Kevin Hoffberg

Phil Graham vs. Elliot Spitzer

by kevin on November 17, 2008

Two wildly divergent points of view here.

The first comes from a lengthy piece in the New York Times about uber-deregulator Phil Graham. It’s hard to listen to him and think that we’re living on the same planet . . .

He blamed others for the crisis: Democrats who dropped barriers to borrowing in order to promote homeownership; what he once termed “predatory borrowers” who took out mortgages they could not afford; banks that took on too much risk; and large financial institutions that did not set aside enough capital to cover their bad bets.

But looser regulation played virtually no role, he argued, saying that is simply an emerging myth.

“There is this idea afloat that if you had more regulation you would have fewer mistakes,” he said. “I don’t see any evidence in our history or anybody else’s to substantiate it.” He added, “The markets have worked better than you might have thought.”

The “act” he’s most famous for is Graham-Leach . . .

In late 1999, Mr. Gramm played a central role in what would be the most significant financial services legislation since the Depression. The Gramm-Leach-Bliley Act, as the measure was called, removed barriers between commercial and investment banks that had been instituted to reduce the risk of economic catastrophes. Long sought by the industry, the law would let commercial banks, securities firms and insurers become financial supermarkets offering an array of services.

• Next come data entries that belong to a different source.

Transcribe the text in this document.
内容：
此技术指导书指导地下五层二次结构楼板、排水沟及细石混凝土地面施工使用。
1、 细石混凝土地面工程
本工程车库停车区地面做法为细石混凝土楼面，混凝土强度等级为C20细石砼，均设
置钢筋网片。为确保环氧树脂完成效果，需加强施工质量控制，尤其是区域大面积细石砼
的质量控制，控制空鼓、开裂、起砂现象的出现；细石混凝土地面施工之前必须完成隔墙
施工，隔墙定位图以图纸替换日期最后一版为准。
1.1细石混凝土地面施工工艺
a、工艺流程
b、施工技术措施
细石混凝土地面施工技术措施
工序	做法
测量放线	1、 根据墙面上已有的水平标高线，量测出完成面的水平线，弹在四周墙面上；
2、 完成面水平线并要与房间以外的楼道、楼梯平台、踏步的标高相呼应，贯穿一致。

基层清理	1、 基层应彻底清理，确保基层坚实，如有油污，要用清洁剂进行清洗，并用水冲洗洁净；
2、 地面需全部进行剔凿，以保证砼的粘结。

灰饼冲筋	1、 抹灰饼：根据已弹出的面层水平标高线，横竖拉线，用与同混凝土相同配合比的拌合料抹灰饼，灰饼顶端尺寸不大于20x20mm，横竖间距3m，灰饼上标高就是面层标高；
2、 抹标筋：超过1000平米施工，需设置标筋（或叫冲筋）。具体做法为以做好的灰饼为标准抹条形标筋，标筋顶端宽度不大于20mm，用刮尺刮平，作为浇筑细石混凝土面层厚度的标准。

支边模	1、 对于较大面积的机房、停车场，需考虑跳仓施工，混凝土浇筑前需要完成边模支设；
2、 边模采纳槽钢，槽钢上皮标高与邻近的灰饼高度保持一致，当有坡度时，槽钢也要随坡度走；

The measure, which Mr. Gramm helped write and move through the Senate, also split up oversight of conglomerates among government agencies. The Securities and Exchange Commission, for example, would oversee the brokerage arm of a company. Bank regulators would supervise its banking operation. State insurance commissioners would examine the insurance business. But no single agency would have authority over the entire company.

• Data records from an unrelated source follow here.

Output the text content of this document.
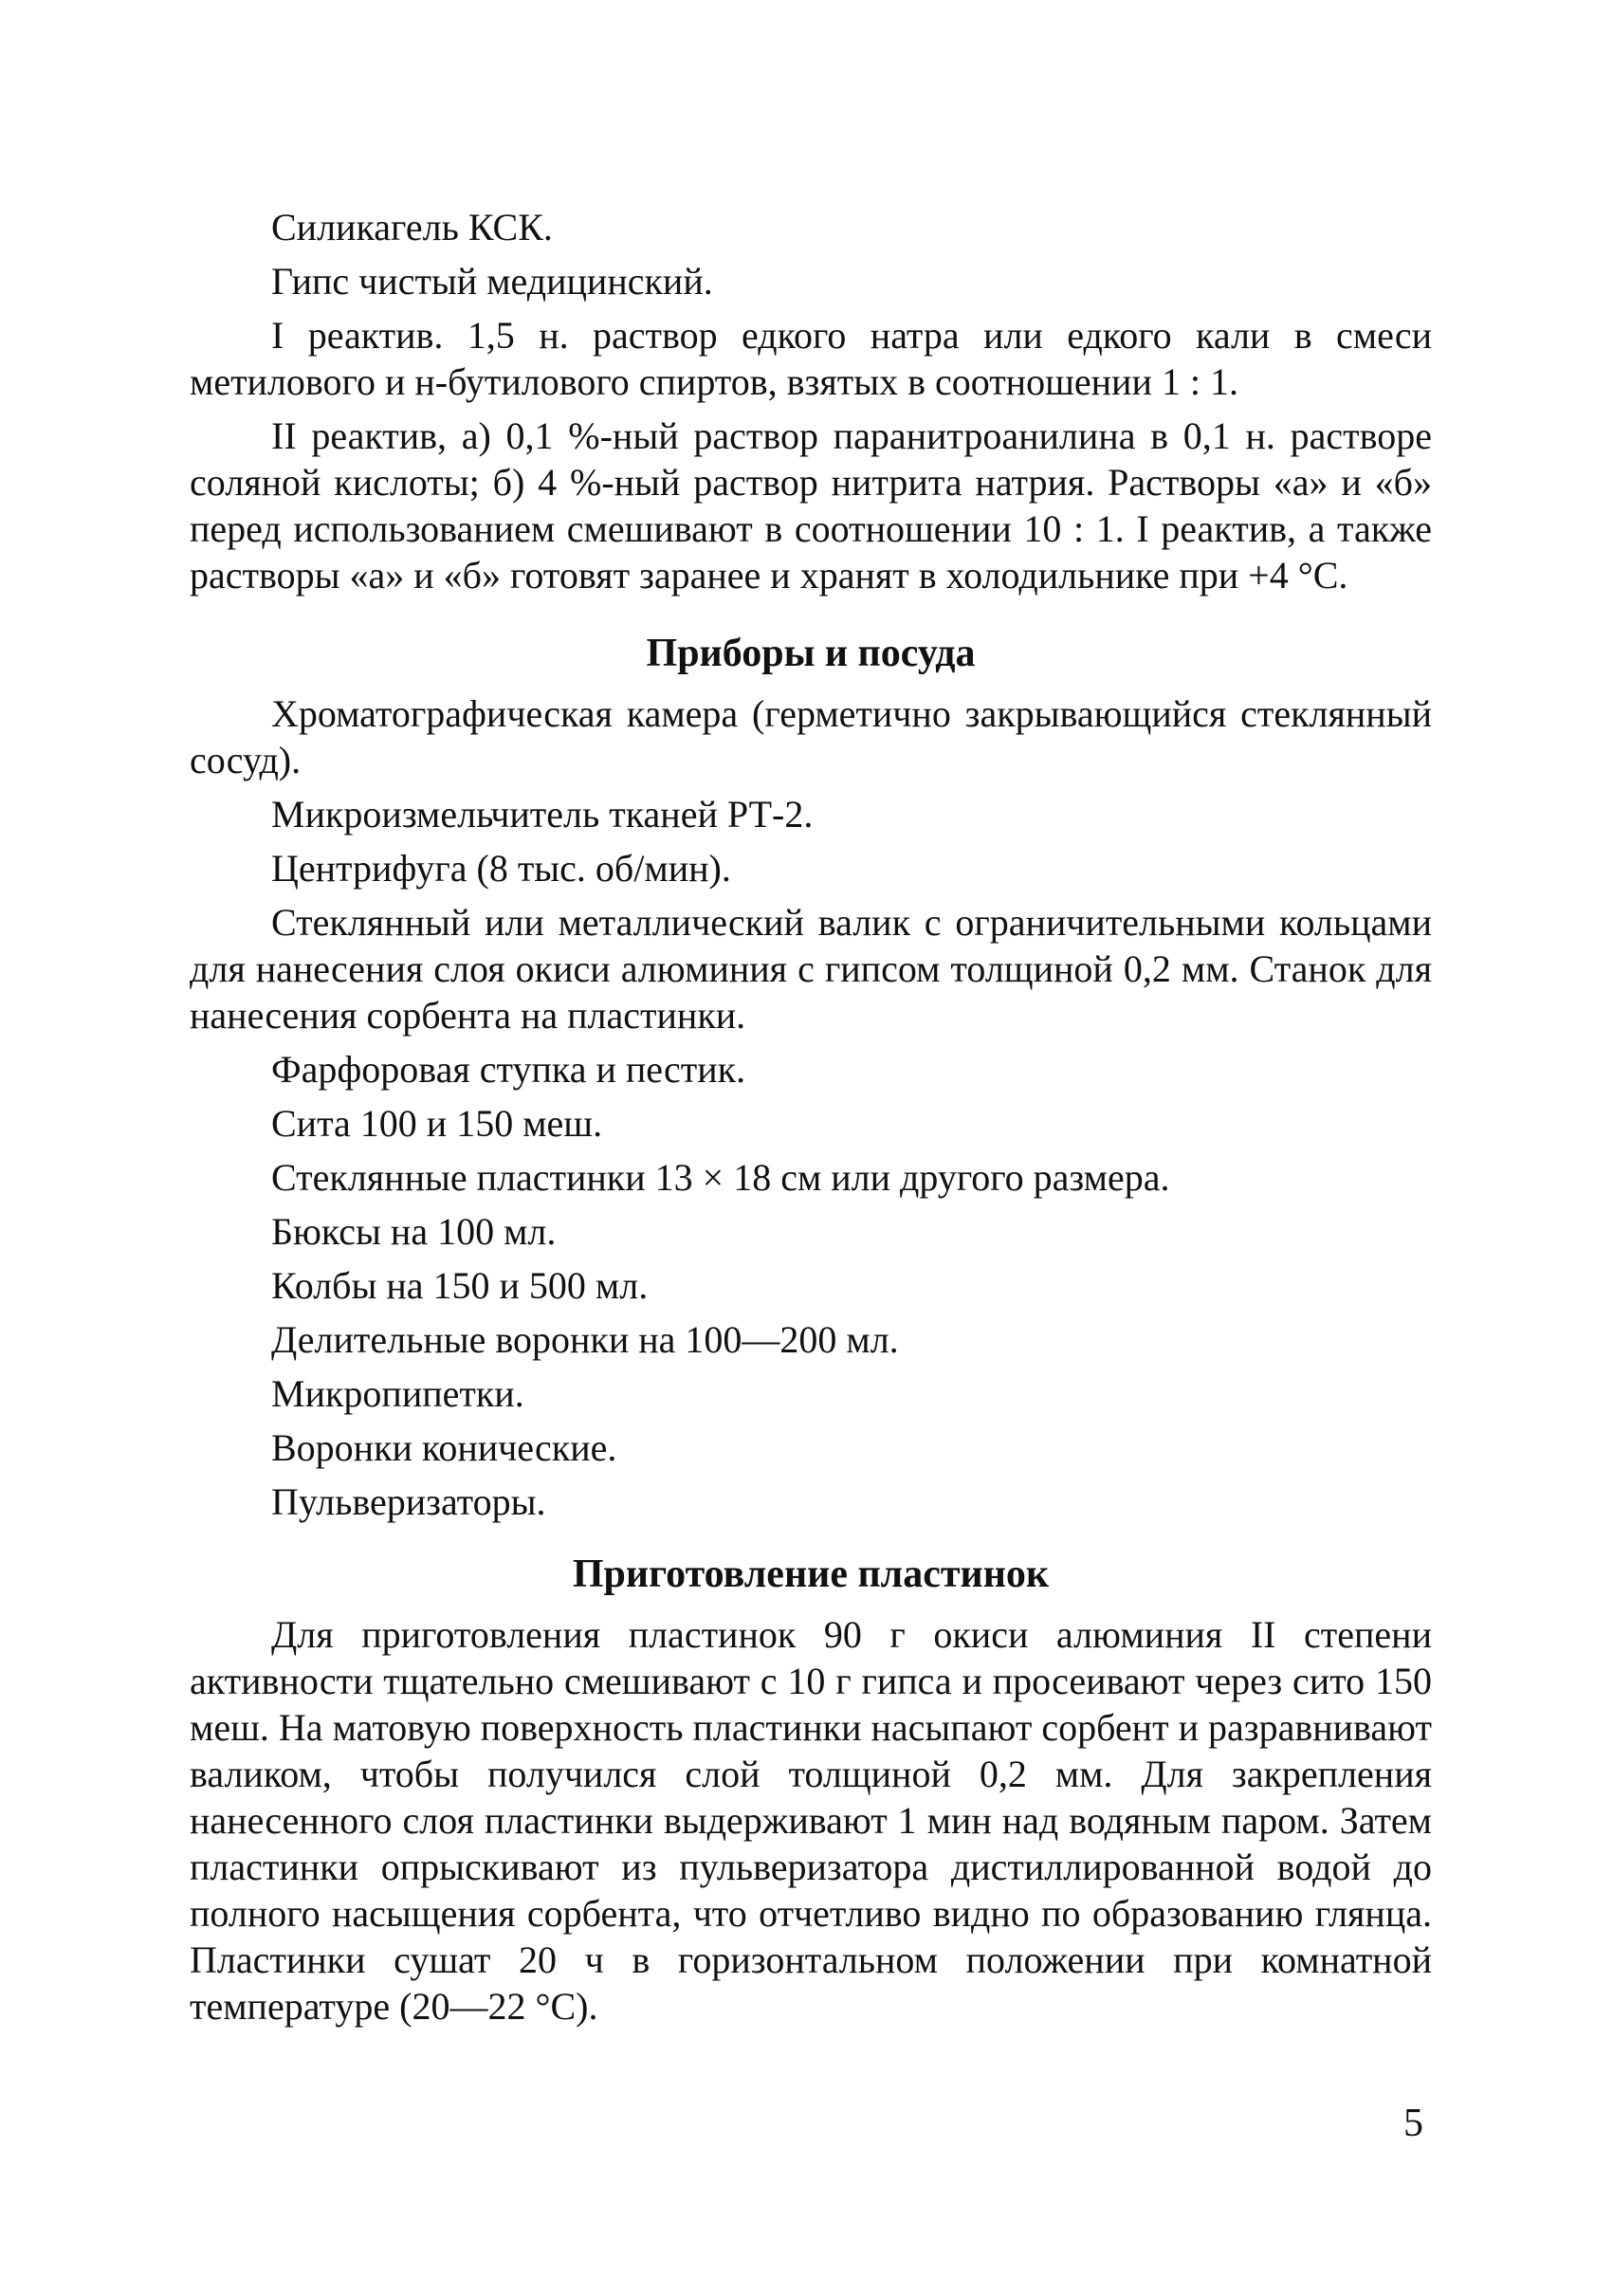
Силикагель КСК.

Гипс чистый медицинский.

I реактив. 1,5 н. раствор едкого натра или едкого кали в смеси метилового и н-бутилового спиртов, взятых в соотношении 1 : 1.

II реактив, а) 0,1 %-ный раствор паранитроанилина в 0,1 н. растворе соляной кислоты; б) 4 %-ный раствор нитрита натрия. Растворы «а» и «б» перед использованием смешивают в соотношении 10 : 1. I реактив, а также растворы «а» и «б» готовят заранее и хранят в холодильнике при +4 °С.

Приборы и посуда

Хроматографическая камера (герметично закрывающийся стеклянный сосуд).

Микроизмельчитель тканей РТ-2.

Центрифуга (8 тыс. об/мин).

Стеклянный или металлический валик с ограничительными кольцами для нанесения слоя окиси алюминия с гипсом толщиной 0,2 мм. Станок для нанесения сорбента на пластинки.

Фарфоровая ступка и пестик.

Сита 100 и 150 меш.

Стеклянные пластинки 13 × 18 см или другого размера.

Бюксы на 100 мл.

Колбы на 150 и 500 мл.

Делительные воронки на 100—200 мл.

Микропипетки.

Воронки конические.

Пульверизаторы.

Приготовление пластинок

Для приготовления пластинок 90 г окиси алюминия II степени активности тщательно смешивают с 10 г гипса и просеивают через сито 150 меш. На матовую поверхность пластинки насыпают сорбент и разравнивают валиком, чтобы получился слой толщиной 0,2 мм. Для закрепления нанесенного слоя пластинки выдерживают 1 мин над водяным паром. Затем пластинки опрыскивают из пульверизатора дистиллированной водой до полного насыщения сорбента, что отчетливо видно по образованию глянца. Пластинки сушат 20 ч в горизонтальном положении при комнатной температуре (20—22 °С).

5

“There was no attention given to how these regulators would interact with one another,” said Professor Cox of Duke. “Nobody was looking at the holes of the regulatory structure.”

The arrangement was a compromise required to get the law adopted. When the law was signed in November 1999, he proudly declared it “a deregulatory bill,” and added, “We have learned government is not the answer.”

Not the answer. Huh.

It’s tempting to dismiss Elliot Spitzer for any number of reasons, which is too bad because he’s a smart guy who had a ringside seat to a lot of the financial services doings of the last decade.  His piece in today’s WashPost is worth reading.  A couple of clips.

On “de-regulation” and “free markets” . . .

The reality is that unregulated competition drives corporate behavior and risk-taking to unacceptable levels. This is simply one of the ways in which some market participants try to gain a competitive advantage. As one lawyer for a company charged with malfeasance stated in a meeting in my office (amazingly, this was intended as a winning defense): “You’re right about our behavior, but we’re not as bad as our competitors.”

No major market problem has been resolved through self-regulation, because individual competitive behavior doesn’t concern itself with the larger market. Individual actors care only about performing better than the next guy, doing whatever is permitted — or will go undetected. Look at the major bubbles and market crises. Long-Term Capital Management, Enron, the subprime lending scandals: All are classic demonstrations of the bitter reality that greed, not self-discipline, rules where unfettered behavior is allowed.

Those who truly understand economics, as did Adam Smith, do not preach an absence of government participation. A market doesn’t exist in a vacuum. Rather, a market is a product of laws, rules and enforcement. It needs transparency, capital requirements and fidelity to fiduciary duty. The alternative, as we are seeing, is anarchy.

One of the great advantages U.S. capital markets have enjoyed over the decades has been the view — held worldwide — that there was an underlying integrity to the representations market participants made, because the regulatory framework in which they were made was believed to provide genuine oversight. But as we all know, the laws requiring such integrity are meaningless without a government dedicated to enforcing them.

His prescription for going forward . . .

Three overarching priorities should guide government actions in the new structure. First, we need better control of systemic risk. The currently splintered federal regulatory authority, the continued presence of off-balance-sheet transactions for financial entities (even post-Enron) and the failure to subject major players to any government oversight means that nobody can really understand the full risk facing the financial system.

Second, investors must be protected with adequate, accurate information. Firms must offer transparency both to individual investors and to government regulators.

And third, as Eric R. Dinallo, the superintendent of the New York State Insurance Department, has wisely pointed out, we will have to step back from the current environment in which government has become a guarantor of all major risk. The so-called moral hazard will serve to devalue risk in the market, and this too will have a debilitating long-term effect on capital flows. Only if private actors have to bear the real risks they incur will the market function properly. We are now perilously close to nationalizing risk.

Both articles are worth reading. In case it matters and is not otherwise clear, I agree with Spitzer and think Graham is dangerous.